Por sua vez, Heraclito D’Alva também assumia o duplo papel de adjunto de Chibás no Depósito de Medicamentos e no Complexo de Frios do Kicolo “Caridade”, como garantia de recebimento da parte que cabia à sua irmã no esquema.

CHIBÁS E O FÍGADO DE BÚFALO

Usando dos poderes que lhe foram conferidos pelo governador-general Higino Carneiro, Chibás geriu ainda uma outra empresa fictícia dentro do Grupo Caridade, o Complexo de Frios do Kicolo “Caridade”, que apresenta o mesmo NIF que a Caridade – Serviços Médicos e Farmacêuticos, Lda.

Vejamos: a 12 de Outubro de 2016, Chibás solicitou ao ministro do Comércio o montante de um milhão e 500 mil dólares, através do Banco Keve (que também pertence a Higino Carneiro), para aquisição de carne e fígado de búfalo, rabo de boi, coxas, asas, moelas e peito de frango sem pele.
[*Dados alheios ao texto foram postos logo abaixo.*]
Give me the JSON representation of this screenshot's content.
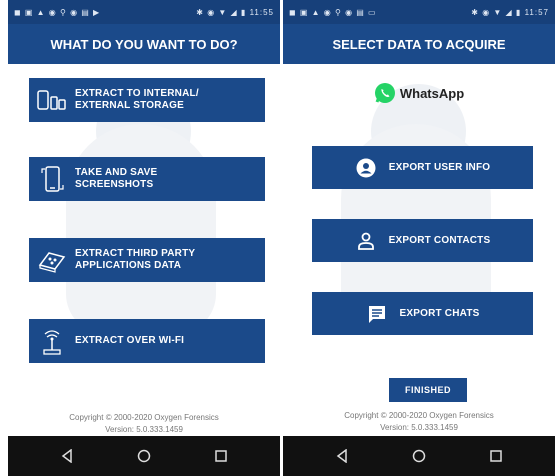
{
  "left_screen": {
    "status": {
      "left_icons": "◼ ▣ ▲ ◉ ⚲ ◉ ▤ ▶",
      "right_icons": "✱ ◉ ▼ ◢ ▮",
      "time": "11:55"
    },
    "title": "WHAT DO YOU WANT TO DO?",
    "actions": [
      {
        "line1": "EXTRACT TO INTERNAL/",
        "line2": "EXTERNAL STORAGE",
        "icon": "storage-devices-icon"
      },
      {
        "line1": "TAKE AND SAVE",
        "line2": "SCREENSHOTS",
        "icon": "phone-screenshot-icon"
      },
      {
        "line1": "EXTRACT THIRD PARTY",
        "line2": "APPLICATIONS DATA",
        "icon": "apps-data-icon"
      },
      {
        "line1": "EXTRACT OVER WI-FI",
        "line2": "",
        "icon": "wifi-tower-icon"
      }
    ],
    "copyright": "Copyright © 2000-2020 Oxygen Forensics",
    "version": "Version: 5.0.333.1459"
  },
  "right_screen": {
    "status": {
      "left_icons": "◼ ▣ ▲ ◉ ⚲ ◉ ▤ ▭",
      "right_icons": "✱ ◉ ▼ ◢ ▮",
      "time": "11:57"
    },
    "title": "SELECT DATA TO ACQUIRE",
    "app_name": "WhatsApp",
    "actions": [
      {
        "label": "EXPORT USER INFO",
        "icon": "user-circle-icon"
      },
      {
        "label": "EXPORT CONTACTS",
        "icon": "person-outline-icon"
      },
      {
        "label": "EXPORT CHATS",
        "icon": "chat-icon"
      }
    ],
    "finish_label": "FINISHED",
    "copyright": "Copyright © 2000-2020 Oxygen Forensics",
    "version": "Version: 5.0.333.1459"
  },
  "colors": {
    "primary": "#1b4a8a",
    "statusbar": "#17407a",
    "navbar": "#111111",
    "whatsapp": "#25d366"
  }
}
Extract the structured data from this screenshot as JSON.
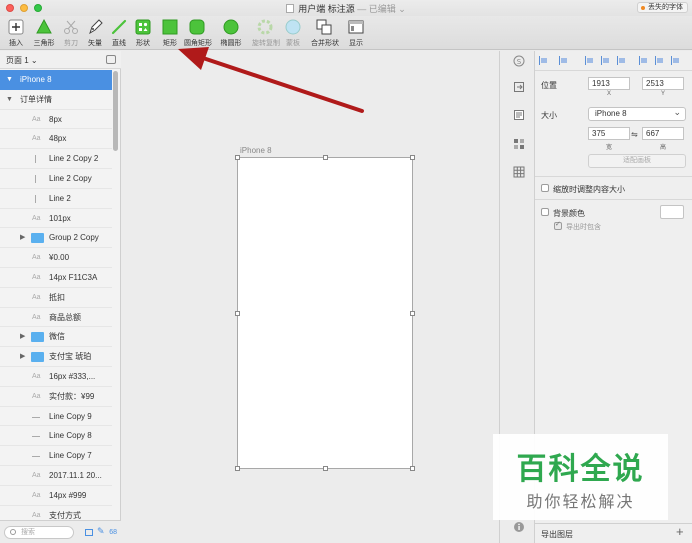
{
  "window": {
    "title": "用户端 标注源",
    "title_suffix": "— 已编辑",
    "missing_fonts": "丢失的字体"
  },
  "toolbar": [
    {
      "label": "插入",
      "icon": "plus-icon",
      "disabled": false
    },
    {
      "label": "三角形",
      "icon": "triangle-icon",
      "disabled": false
    },
    {
      "label": "剪刀",
      "icon": "scissors-icon",
      "disabled": true
    },
    {
      "label": "矢量",
      "icon": "vector-pen-icon",
      "disabled": false
    },
    {
      "label": "直线",
      "icon": "line-icon",
      "disabled": false
    },
    {
      "label": "形状",
      "icon": "shapes-icon",
      "disabled": false
    },
    {
      "label": "矩形",
      "icon": "rectangle-icon",
      "disabled": false
    },
    {
      "label": "圆角矩形",
      "icon": "rounded-rectangle-icon",
      "disabled": false
    },
    {
      "label": "椭圆形",
      "icon": "ellipse-icon",
      "disabled": false
    },
    {
      "label": "旋转复制",
      "icon": "rotate-copy-icon",
      "disabled": true
    },
    {
      "label": "蒙板",
      "icon": "mask-icon",
      "disabled": true
    },
    {
      "label": "合并形状",
      "icon": "combine-shapes-icon",
      "disabled": false
    },
    {
      "label": "显示",
      "icon": "view-icon",
      "disabled": false
    }
  ],
  "pages": {
    "current": "页面 1"
  },
  "layers": [
    {
      "name": "iPhone 8",
      "kind": "artboard",
      "selected": true
    },
    {
      "name": "订单详情",
      "kind": "group-open",
      "selected": false
    },
    {
      "name": "8px",
      "kind": "text"
    },
    {
      "name": "48px",
      "kind": "text"
    },
    {
      "name": "Line 2 Copy 2",
      "kind": "line"
    },
    {
      "name": "Line 2 Copy",
      "kind": "line"
    },
    {
      "name": "Line 2",
      "kind": "line"
    },
    {
      "name": "101px",
      "kind": "text"
    },
    {
      "name": "Group 2 Copy",
      "kind": "folder"
    },
    {
      "name": "¥0.00",
      "kind": "text"
    },
    {
      "name": "14px F11C3A",
      "kind": "text"
    },
    {
      "name": "抵扣",
      "kind": "text"
    },
    {
      "name": "商品总额",
      "kind": "text"
    },
    {
      "name": "微信",
      "kind": "folder"
    },
    {
      "name": "支付宝 琥珀",
      "kind": "folder"
    },
    {
      "name": "16px #333,...",
      "kind": "text"
    },
    {
      "name": "实付款：¥99",
      "kind": "text"
    },
    {
      "name": "Line Copy 9",
      "kind": "hline"
    },
    {
      "name": "Line Copy 8",
      "kind": "hline"
    },
    {
      "name": "Line Copy 7",
      "kind": "hline"
    },
    {
      "name": "2017.11.1 20...",
      "kind": "text"
    },
    {
      "name": "14px #999",
      "kind": "text"
    },
    {
      "name": "支付方式",
      "kind": "text"
    }
  ],
  "layer_footer": {
    "search_placeholder": "搜索",
    "count": "68"
  },
  "canvas": {
    "artboard_name": "iPhone 8"
  },
  "inspector": {
    "position_label": "位置",
    "x_value": "1913",
    "y_value": "2513",
    "x_label": "X",
    "y_label": "Y",
    "size_label": "大小",
    "size_preset": "iPhone 8",
    "width_value": "375",
    "height_value": "667",
    "width_label": "宽",
    "height_label": "高",
    "fit_button": "适配画板",
    "resize_content": "缩放时调整内容大小",
    "background_color": "背景颜色",
    "include_on_export": "导出时包含",
    "export_layer": "导出图层"
  },
  "watermark": {
    "title": "百科全说",
    "subtitle": "助你轻松解决"
  },
  "colors": {
    "selection": "#4a90e2",
    "annotation_arrow": "#b01a1a",
    "shape_green": "#4cc33b",
    "watermark_green": "#2fa84f"
  }
}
Em 2017, Chibás prosseguiu a sua actividade de saque do Hospital Geral de Luanda e da Direcção Provincial de Saúde, através da venda fictícia de medicamentos e até da prestação de serviços de mecânica. Teve várias facturas pagas, em nome da Caridade – Depósito de Medicamentos, Lda., por medicamentos que nunca foram entregues. A 18 de Agosto de 2017, cobrou (factura CDMK-F/00131/17) cerca de quatro milhões de kwanzas à Direcção Provincial de Saúde de Luanda, respeitantes à venda de seringas, luvas de exames e iodo. O Maka Angola entrevistou funcionários ligados aos esquemas que garantem não ter sido entregue sequer uma seringa, apesar de os fundos terem sido pagos.

O Consultório de Atendimento Médico Domiciliar, Lda. (CAMD) de José Chibás transformou-se também em oficina fictícia de reparação de automóveis e recebeu vários pagamentos sem ter prestado quaisquer serviços. Por exemplo, José Chibás emitiu a factura CAMD – F/0881/17, a 10 de Agosto de 2017, cobrando ao Hospital Geral de Luanda pela reparação e manutenção de uma viatura Toyota Land Cruiser. Recebeu um total de 326 mil kwanzas pela suposta mudança de filtros de óleo, ar condicionado e gasóleo, mudança de calços, correia de alternador, maxila de travões e óleo. Já a 28 de Setembro do mesmo ano, Chibás foi aos cofres do hospital buscar mais um milhão e 270 mil kwanzas pela reparação fictícia de um Toyota Land Cruiser, que incluiu também “serviço de carpintaria” ao veículo.

Felizmente para este protegido de Higino Carneiro, o sistema judicial em Angola parece perdido nos labirintos da política nacional, e por enquanto ele bem pode continuar a cantar em liberdade, fazendo coro com os seus cúmplices angolanos.